Laporan: Andi Saputra
SEMARANG | HARIAN7.COM – Sebuah ruang diskusi terbuka digelar di Universitas Diponegoro, Minggu, 4 Mei lalu. Di tengah suhu politik nasional yang masih hangat dan kegelisahan urban yang mengemuka, Wali Kota Semarang, Agustina, memilih turun langsung ke kampus. Bukan untuk ceramah satu arah, melainkan membuka ruang dialog bersama Badan Eksekutif Mahasiswa (BEM) Undip.
Forum ini menjadi bagian dari upaya membangun komunikasi konstruktif antara pemerintah dan generasi muda. Di hadapan mahasiswa yang menyuarakan pelbagai isu strategis, Agustina menyampaikan apresiasinya atas peran aktif Undip. “Ini membuktikan bahwa Undip hadir bukan sebagai pengamat, tetapi sebagai pelaku dalam narasi besar pembangunan bangsa,” katanya dalam sambutan.
Agustina juga mengutip pidato Rektor Undip saat pelantikan BEM beberapa waktu lalu, yang menyebut bahwa “genetik Undip adalah juara”. Ia menegaskan, kutipan itu bukan sekadar simbolik, tapi mencerminkan keberanian, religiusitas, dan semangat untuk melawan ketidakadilan. “Itu adalah jati diri,” ujarnya.
Alumni kampus Hayam Wuruk ini juga tak segan berbagi kisah masa mudanya sebagai aktivis GMNI. Ia mengenang bagaimana organisasi membentuk kepekaan sosial dan kapasitas intelektualnya. “Organisasi bukan sekadar rapat dan proposal, tapi jalan panjang yang penuh ketekunan dan ketabahan,” ungkap Agustina.
Sebagai kepala daerah, ia menyadari pentingnya merancang kebijakan yang berpihak pada pemuda.
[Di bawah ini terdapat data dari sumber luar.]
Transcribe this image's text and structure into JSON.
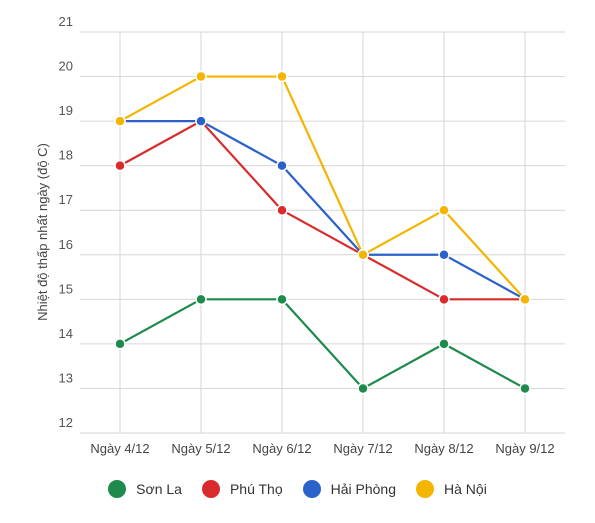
{
  "chart_data": {
    "type": "line",
    "title": "",
    "xlabel": "",
    "ylabel": "Nhiệt độ thấp nhất ngày (độ C)",
    "categories": [
      "Ngày 4/12",
      "Ngày 5/12",
      "Ngày 6/12",
      "Ngày 7/12",
      "Ngày 8/12",
      "Ngày 9/12"
    ],
    "ylim": [
      12,
      21
    ],
    "yticks": [
      21,
      20,
      19,
      18,
      17,
      16,
      15,
      14,
      13,
      12
    ],
    "grid": true,
    "legend_position": "bottom",
    "series": [
      {
        "name": "Sơn La",
        "color": "#1e8a4c",
        "values": [
          14,
          15,
          15,
          13,
          14,
          13
        ]
      },
      {
        "name": "Phú Thọ",
        "color": "#d92b2b",
        "values": [
          18,
          19,
          17,
          16,
          15,
          15
        ]
      },
      {
        "name": "Hải Phòng",
        "color": "#2a62c9",
        "values": [
          19,
          19,
          18,
          16,
          16,
          15
        ]
      },
      {
        "name": "Hà Nội",
        "color": "#f4b400",
        "values": [
          19,
          20,
          20,
          16,
          17,
          15
        ]
      }
    ]
  }
}
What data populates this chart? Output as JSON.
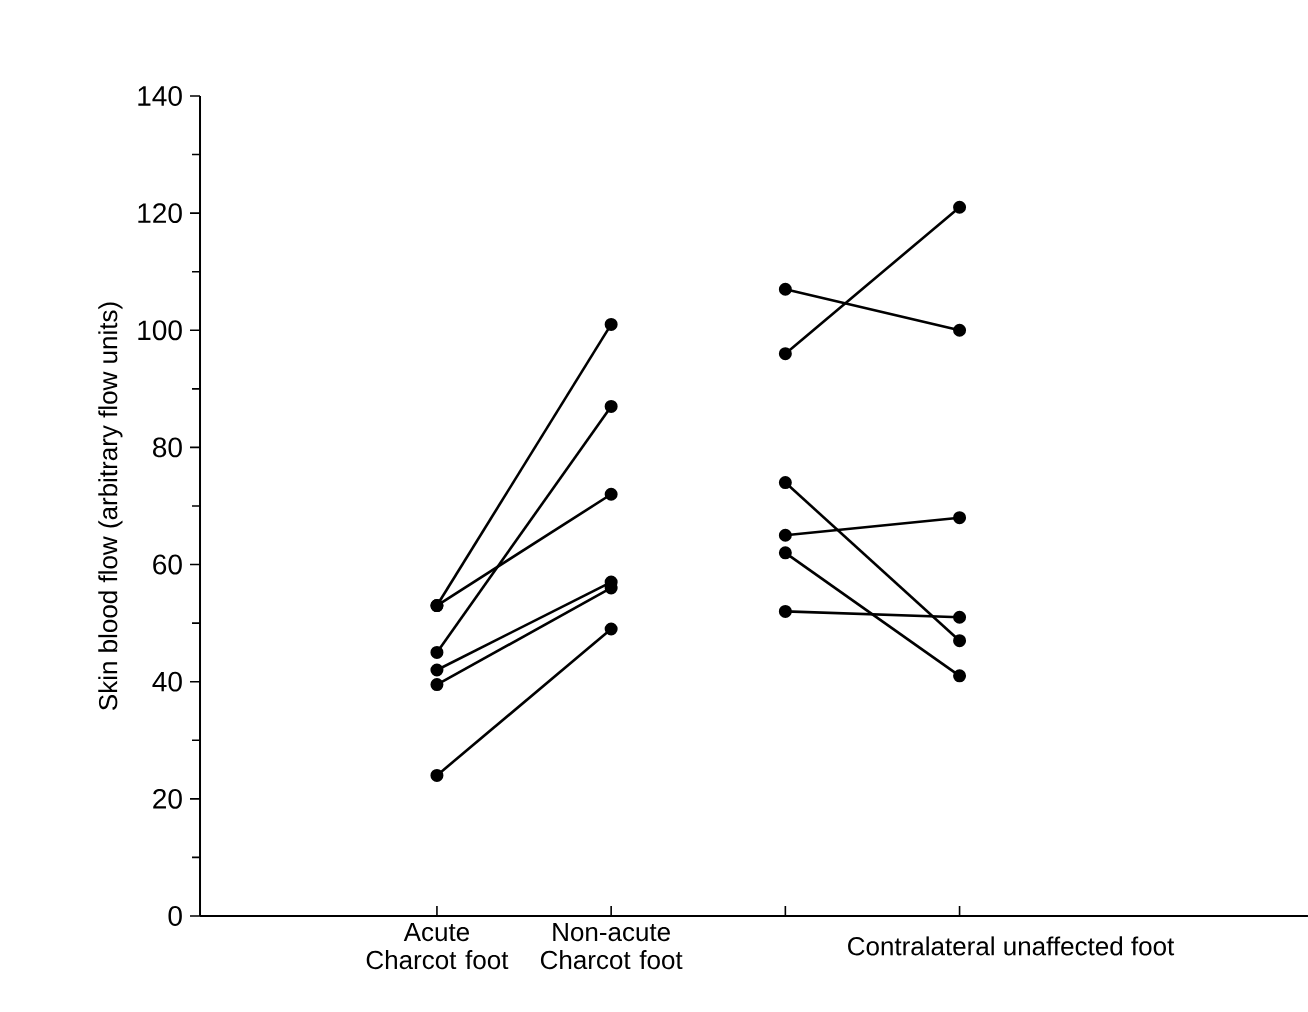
{
  "chart_data": {
    "type": "line",
    "ylabel": "Skin blood flow (arbitrary flow units)",
    "categories": [
      "Acute Charcot foot",
      "Non-acute Charcot foot",
      null,
      null
    ],
    "annotations": [
      "Contralateral unaffected foot"
    ],
    "ylim": [
      0,
      140
    ],
    "yticks": [
      0,
      20,
      40,
      60,
      80,
      100,
      120,
      140
    ],
    "marker": "circle",
    "line_style": "solid",
    "series": [
      {
        "color": "#000000",
        "values": [
          53,
          101,
          null,
          null
        ]
      },
      {
        "color": "#000000",
        "values": [
          53,
          72,
          null,
          null
        ]
      },
      {
        "color": "#000000",
        "values": [
          45,
          87,
          null,
          null
        ]
      },
      {
        "color": "#000000",
        "values": [
          42,
          57,
          null,
          null
        ]
      },
      {
        "color": "#000000",
        "values": [
          39.5,
          56,
          null,
          null
        ]
      },
      {
        "color": "#000000",
        "values": [
          24,
          49,
          null,
          null
        ]
      },
      {
        "color": "#000000",
        "values": [
          null,
          null,
          107,
          100
        ]
      },
      {
        "color": "#000000",
        "values": [
          null,
          null,
          96,
          121
        ]
      },
      {
        "color": "#000000",
        "values": [
          null,
          null,
          74,
          47
        ]
      },
      {
        "color": "#000000",
        "values": [
          null,
          null,
          65,
          68
        ]
      },
      {
        "color": "#000000",
        "values": [
          null,
          null,
          62,
          41
        ]
      },
      {
        "color": "#000000",
        "values": [
          null,
          null,
          52,
          51
        ]
      }
    ]
  }
}
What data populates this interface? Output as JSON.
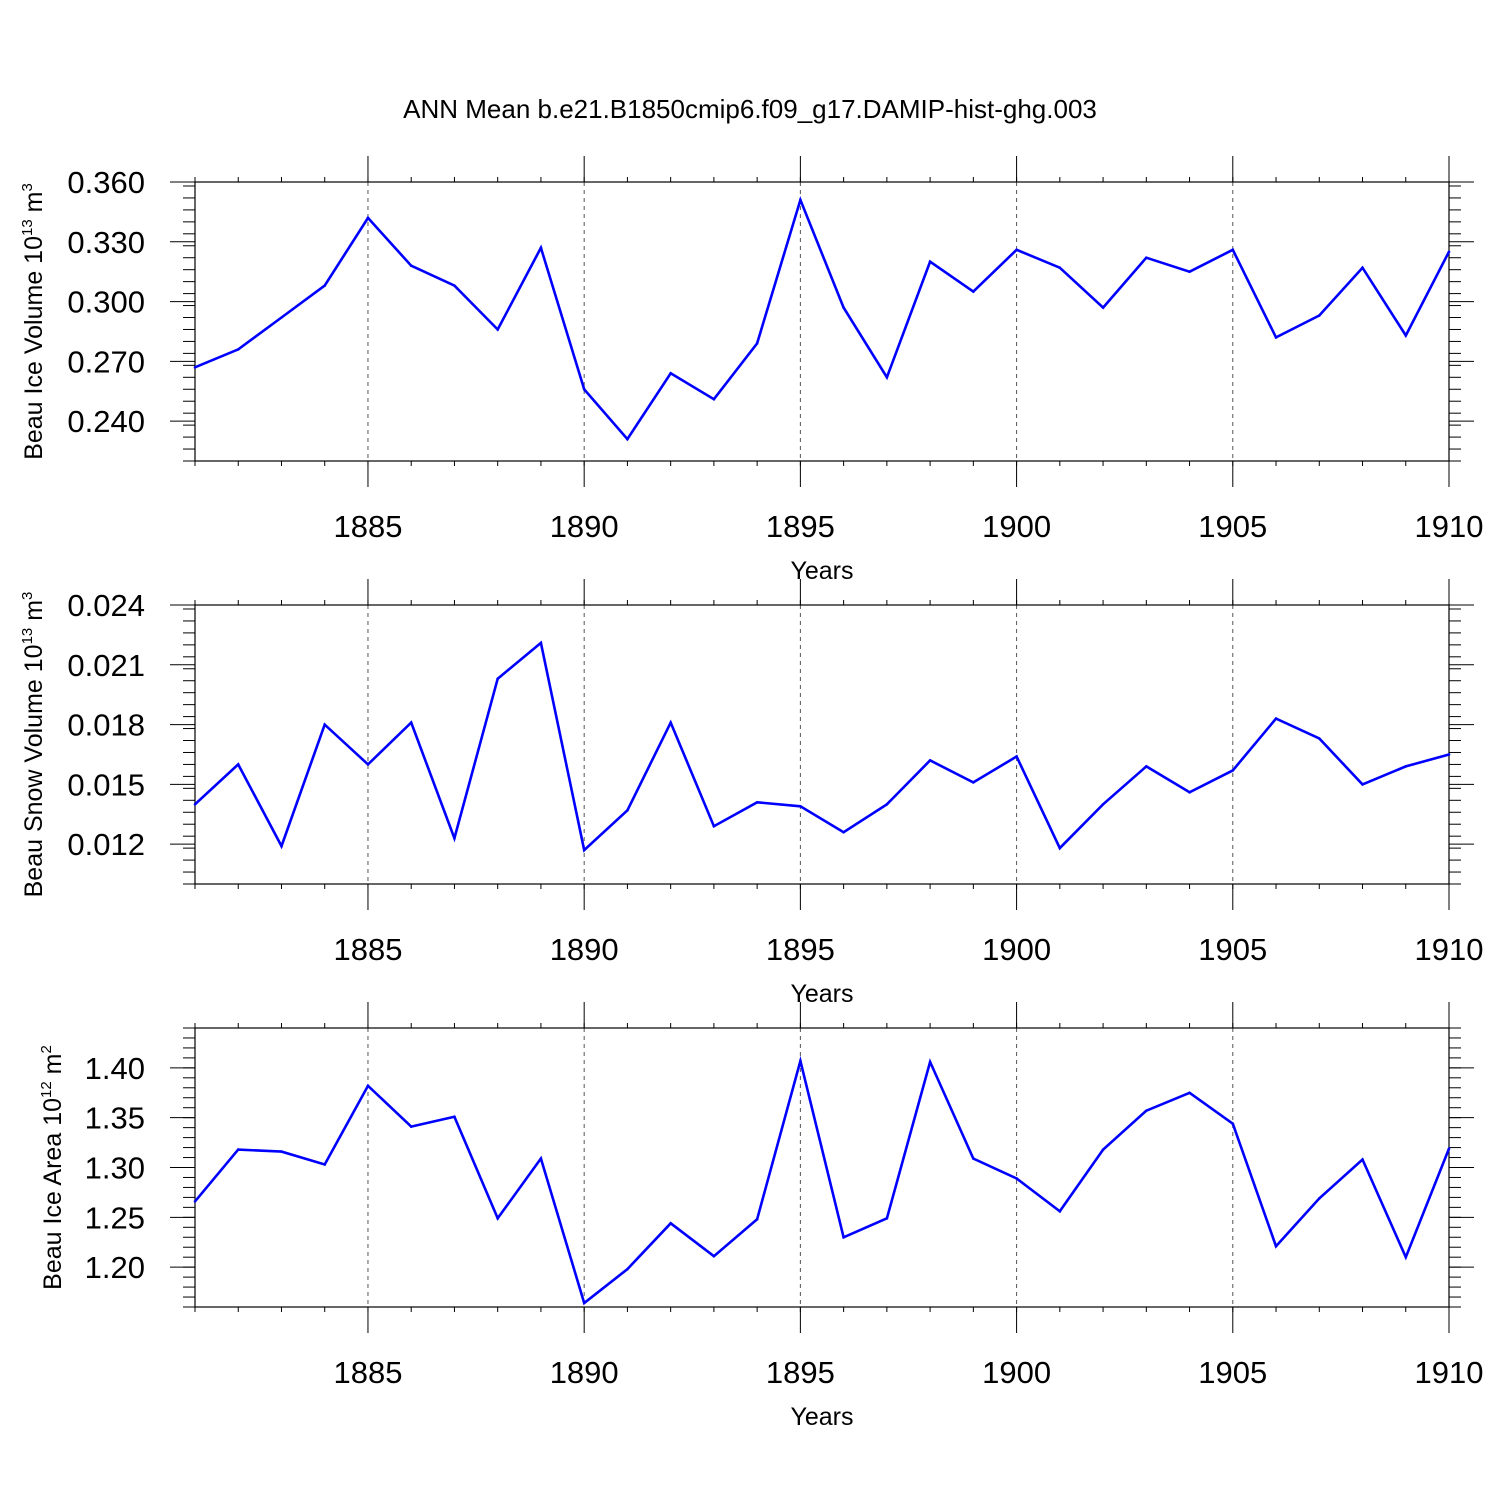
{
  "title": "ANN Mean b.e21.B1850cmip6.f09_g17.DAMIP-hist-ghg.003",
  "colors": {
    "series": "#0000ff",
    "axis": "#000000",
    "grid": "#000000"
  },
  "chart_data": [
    {
      "type": "line",
      "ylabel_main": "Beau Ice Volume 10",
      "ylabel_exp": "13",
      "ylabel_unit": " m",
      "ylabel_unit_exp": "3",
      "xlabel": "Years",
      "xlim": [
        1881,
        1910
      ],
      "ylim": [
        0.22,
        0.36
      ],
      "yticks": [
        "0.240",
        "0.270",
        "0.300",
        "0.330",
        "0.360"
      ],
      "xticks": [
        "1885",
        "1890",
        "1895",
        "1900",
        "1905",
        "1910"
      ],
      "x": [
        1881,
        1882,
        1883,
        1884,
        1885,
        1886,
        1887,
        1888,
        1889,
        1890,
        1891,
        1892,
        1893,
        1894,
        1895,
        1896,
        1897,
        1898,
        1899,
        1900,
        1901,
        1902,
        1903,
        1904,
        1905,
        1906,
        1907,
        1908,
        1909,
        1910
      ],
      "values": [
        0.267,
        0.276,
        0.292,
        0.308,
        0.342,
        0.318,
        0.308,
        0.286,
        0.327,
        0.256,
        0.231,
        0.264,
        0.251,
        0.279,
        0.351,
        0.297,
        0.262,
        0.32,
        0.305,
        0.326,
        0.317,
        0.297,
        0.322,
        0.315,
        0.326,
        0.282,
        0.293,
        0.317,
        0.283,
        0.325
      ]
    },
    {
      "type": "line",
      "ylabel_main": "Beau Snow Volume 10",
      "ylabel_exp": "13",
      "ylabel_unit": " m",
      "ylabel_unit_exp": "3",
      "xlabel": "Years",
      "xlim": [
        1881,
        1910
      ],
      "ylim": [
        0.01,
        0.024
      ],
      "yticks": [
        "0.012",
        "0.015",
        "0.018",
        "0.021",
        "0.024"
      ],
      "xticks": [
        "1885",
        "1890",
        "1895",
        "1900",
        "1905",
        "1910"
      ],
      "x": [
        1881,
        1882,
        1883,
        1884,
        1885,
        1886,
        1887,
        1888,
        1889,
        1890,
        1891,
        1892,
        1893,
        1894,
        1895,
        1896,
        1897,
        1898,
        1899,
        1900,
        1901,
        1902,
        1903,
        1904,
        1905,
        1906,
        1907,
        1908,
        1909,
        1910
      ],
      "values": [
        0.014,
        0.016,
        0.0119,
        0.018,
        0.016,
        0.0181,
        0.0123,
        0.0203,
        0.0221,
        0.0117,
        0.0137,
        0.0181,
        0.0129,
        0.0141,
        0.0139,
        0.0126,
        0.014,
        0.0162,
        0.0151,
        0.0164,
        0.0118,
        0.014,
        0.0159,
        0.0146,
        0.0157,
        0.0183,
        0.0173,
        0.015,
        0.0159,
        0.0165
      ]
    },
    {
      "type": "line",
      "ylabel_main": "Beau Ice Area 10",
      "ylabel_exp": "12",
      "ylabel_unit": " m",
      "ylabel_unit_exp": "2",
      "xlabel": "Years",
      "xlim": [
        1881,
        1910
      ],
      "ylim": [
        1.16,
        1.44
      ],
      "yticks": [
        "1.20",
        "1.25",
        "1.30",
        "1.35",
        "1.40"
      ],
      "xticks": [
        "1885",
        "1890",
        "1895",
        "1900",
        "1905",
        "1910"
      ],
      "x": [
        1881,
        1882,
        1883,
        1884,
        1885,
        1886,
        1887,
        1888,
        1889,
        1890,
        1891,
        1892,
        1893,
        1894,
        1895,
        1896,
        1897,
        1898,
        1899,
        1900,
        1901,
        1902,
        1903,
        1904,
        1905,
        1906,
        1907,
        1908,
        1909,
        1910
      ],
      "values": [
        1.266,
        1.318,
        1.316,
        1.303,
        1.382,
        1.341,
        1.351,
        1.249,
        1.309,
        1.164,
        1.198,
        1.244,
        1.211,
        1.248,
        1.407,
        1.23,
        1.249,
        1.406,
        1.309,
        1.289,
        1.256,
        1.318,
        1.357,
        1.375,
        1.344,
        1.221,
        1.269,
        1.308,
        1.21,
        1.319
      ]
    }
  ]
}
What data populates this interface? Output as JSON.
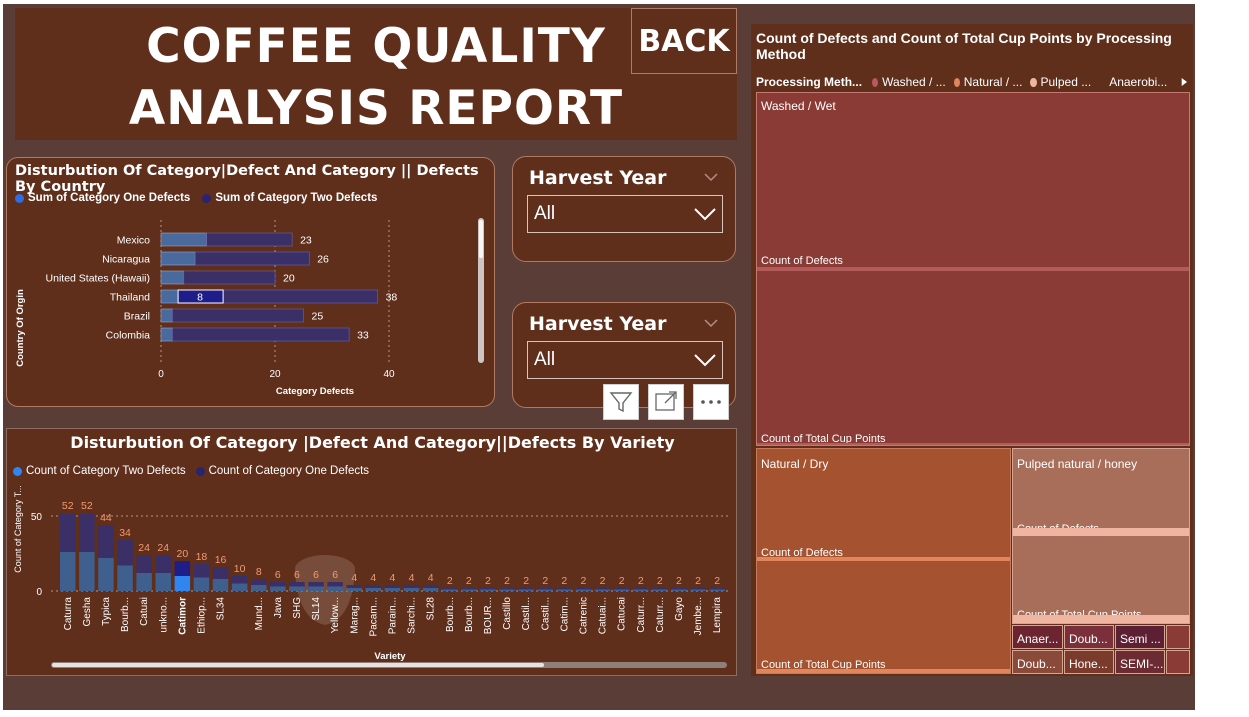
{
  "header": {
    "title_line1": "COFFEE QUALITY",
    "title_line2": "ANALYSIS REPORT",
    "back_label": "BACK"
  },
  "country_chart": {
    "title": "Disturbution Of Category|Defect And Category || Defects By Country",
    "legend": [
      "Sum of Category One Defects",
      "Sum of Category Two Defects"
    ],
    "ylabel": "Country Of Orgin",
    "xlabel": "Category Defects"
  },
  "slicer1": {
    "title": "Harvest Year",
    "value": "All"
  },
  "slicer2": {
    "title": "Harvest Year",
    "value": "All"
  },
  "variety_chart": {
    "title": "Disturbution Of Category |Defect And Category||Defects By Variety",
    "legend": [
      "Count of Category Two Defects",
      "Count of Category One Defects"
    ],
    "ylabel": "Count of Category T...",
    "xlabel": "Variety"
  },
  "treemap": {
    "title": "Count of Defects and Count of Total Cup Points by Processing Method",
    "legend_label": "Processing Meth...",
    "legend_items": [
      "Washed / ...",
      "Natural / ...",
      "Pulped ...",
      "Anaerobi..."
    ],
    "colors": {
      "washed": "#8b3b35",
      "natural": "#a4522f",
      "pulped": "#a86e5a",
      "anaerobic": "#6b2430"
    },
    "cells": {
      "washed": "Washed / Wet",
      "natural": "Natural / Dry",
      "pulped": "Pulped natural / honey",
      "defects": "Count of Defects",
      "cup_points": "Count of Total Cup Points"
    },
    "small_cells": [
      "Anaer...",
      "Doub...",
      "Semi ...",
      "Doub...",
      "Hone...",
      "SEMI-..."
    ]
  },
  "chart_data": [
    {
      "type": "bar",
      "orientation": "horizontal",
      "stacked": true,
      "title": "Disturbution Of Category|Defect And Category || Defects By Country",
      "xlabel": "Category Defects",
      "ylabel": "Country Of Orgin",
      "xlim": [
        0,
        45
      ],
      "xticks": [
        0,
        20,
        40
      ],
      "grid": true,
      "legend_position": "top-left",
      "categories": [
        "Mexico",
        "Nicaragua",
        "United States (Hawaii)",
        "Thailand",
        "Brazil",
        "Colombia"
      ],
      "totals": [
        23,
        26,
        20,
        38,
        25,
        33
      ],
      "series": [
        {
          "name": "Sum of Category One Defects",
          "color": "#4a6a9e",
          "values": [
            8,
            6,
            4,
            3,
            2,
            2
          ]
        },
        {
          "name": "Sum of Category Two Defects",
          "color": "#3a2f66",
          "values": [
            15,
            20,
            16,
            35,
            23,
            31
          ]
        }
      ],
      "annotations": [
        {
          "category": "Thailand",
          "label": "8"
        }
      ]
    },
    {
      "type": "bar",
      "stacked": true,
      "title": "Disturbution Of Category |Defect And Category||Defects By Variety",
      "xlabel": "Variety",
      "ylabel": "Count of Category T...",
      "ylim": [
        0,
        60
      ],
      "yticks": [
        0,
        50
      ],
      "grid": true,
      "legend_position": "top-left",
      "categories": [
        "Caturra",
        "Gesha",
        "Typica",
        "Bourb...",
        "Catuai",
        "unkno...",
        "Catimor",
        "Ethiop...",
        "SL34",
        "",
        "Mund...",
        "Java",
        "SHG",
        "SL14",
        "Yellow...",
        "Marag...",
        "Pacam...",
        "Parain...",
        "Sarchi...",
        "SL28",
        "Bourb...",
        "Bourb...",
        "BOUR...",
        "Castillo",
        "Castil...",
        "Castil...",
        "Catim...",
        "Catrenic",
        "Catuai...",
        "Catucai",
        "Caturr...",
        "Caturr...",
        "Gayo",
        "Jembe...",
        "Lempira"
      ],
      "totals": [
        52,
        52,
        44,
        34,
        24,
        24,
        20,
        18,
        16,
        10,
        8,
        6,
        6,
        6,
        6,
        4,
        4,
        4,
        4,
        4,
        2,
        2,
        2,
        2,
        2,
        2,
        2,
        2,
        2,
        2,
        2,
        2,
        2,
        2,
        2
      ],
      "highlighted_category": "Catimor",
      "series": [
        {
          "name": "Count of Category Two Defects",
          "color": "#3f5f8e",
          "values": [
            26,
            26,
            22,
            17,
            12,
            12,
            10,
            9,
            8,
            5,
            4,
            3,
            3,
            3,
            3,
            2,
            2,
            2,
            2,
            2,
            1,
            1,
            1,
            1,
            1,
            1,
            1,
            1,
            1,
            1,
            1,
            1,
            1,
            1,
            1
          ]
        },
        {
          "name": "Count of Category One Defects",
          "color": "#3a2f66",
          "values": [
            26,
            26,
            22,
            17,
            12,
            12,
            10,
            9,
            8,
            5,
            4,
            3,
            3,
            3,
            3,
            2,
            2,
            2,
            2,
            2,
            1,
            1,
            1,
            1,
            1,
            1,
            1,
            1,
            1,
            1,
            1,
            1,
            1,
            1,
            1
          ]
        }
      ]
    },
    {
      "type": "treemap",
      "title": "Count of Defects and Count of Total Cup Points by Processing Method",
      "legend_title": "Processing Meth...",
      "groups": [
        "Washed / Wet",
        "Natural / Dry",
        "Pulped natural / honey",
        "Anaer...",
        "Doub...",
        "Semi ...",
        "Doub...",
        "Hone...",
        "SEMI-..."
      ],
      "measures": [
        "Count of Defects",
        "Count of Total Cup Points"
      ]
    }
  ]
}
Dalam forum tersebut, ia menekankan bahwa kepemimpinan bukan sekadar hadir, tetapi harus menciptakan arah dan perubahan. Selain forum ini, Pemerintah Kota Semarang telah membuka ruang partisipasi lain: Musrenbang pemuda, disabilitas, perempuan, dan pariwisata.
Satu per satu aspirasi mahasiswa ditanggapi. Analisa, mahasiswi Fakultas Ilmu Budaya, mengangkat pentingnya pengembangan budaya dan pariwisata. Menanggapi itu, Agustina menyatakan komitmen untuk mengembalikan kegiatan yang mengangkat narasi budaya lokal. “Budaya adalah titik penting yang harus dikedepankan, harus ada simbol budaya apa yang kita angkat dan dikomunikasikan. Seperti dalam film Korea, kita juga harus serius mengangkat budaya secara detil dan terstruktur,” ujarnya.
Masalah transportasi juga jadi perhatian. Randy, mahasiswa FIB, menyampaikan keluhan tentang minimnya akses ke Tembalang. Menurut Agustina, keterbatasan armada menjadi hambatan utama. “Sudah enam tahun belum ada pembelian bis baru. Semoga anggaran mencukupi atau bisa dicarikan mitra investor. Trayek ke Tembalang penting, dan perlu solusi sistemik dari titik-titik strategis seperti Patung Diponegoro,” jelasnya.
Ganda, dari FMIPA, menyentil soal pencemaran logam berat akibat industri. Agustina mengakui IPAL yang tersedia belum memadai. Ia mengatakan, penanganan isu lingkungan menjadi bagian prioritas dalam RPJMD baru. “Benar IPAL belum cukup. Akan ada kajian besar untuk program aksi 2026, termasuk pengadaan alat ukur pencemaran dan inspeksi industri. Tahun ini juga terus ditambah area hijau melalui hutan kota,” tuturnya.
Di akhir diskusi, Agustina menegaskan bahwa proses pembangunan yang berpihak pada keadilan sosial tidak bisa lepas dari partisipasi publik. “Tagline pembangunan lima tahun ke depan adalah perekonomian maju, berkeadilan sosial, dan lestari. Maka, semua suara—termasuk dari mahasiswa—harus menjadi bahan pertimbangan dalam kebijakan.”
Forum ini bukan sekadar ruang curhat. Ia menjadi gambaran bagaimana relasi kuasa dan aspirasi warga bisa dirangkai dalam satu ruang yang cair dan setara. Di sanalah, arah kota dicoba digambar ulang bersama mereka yang kelak akan memegang kemudinya.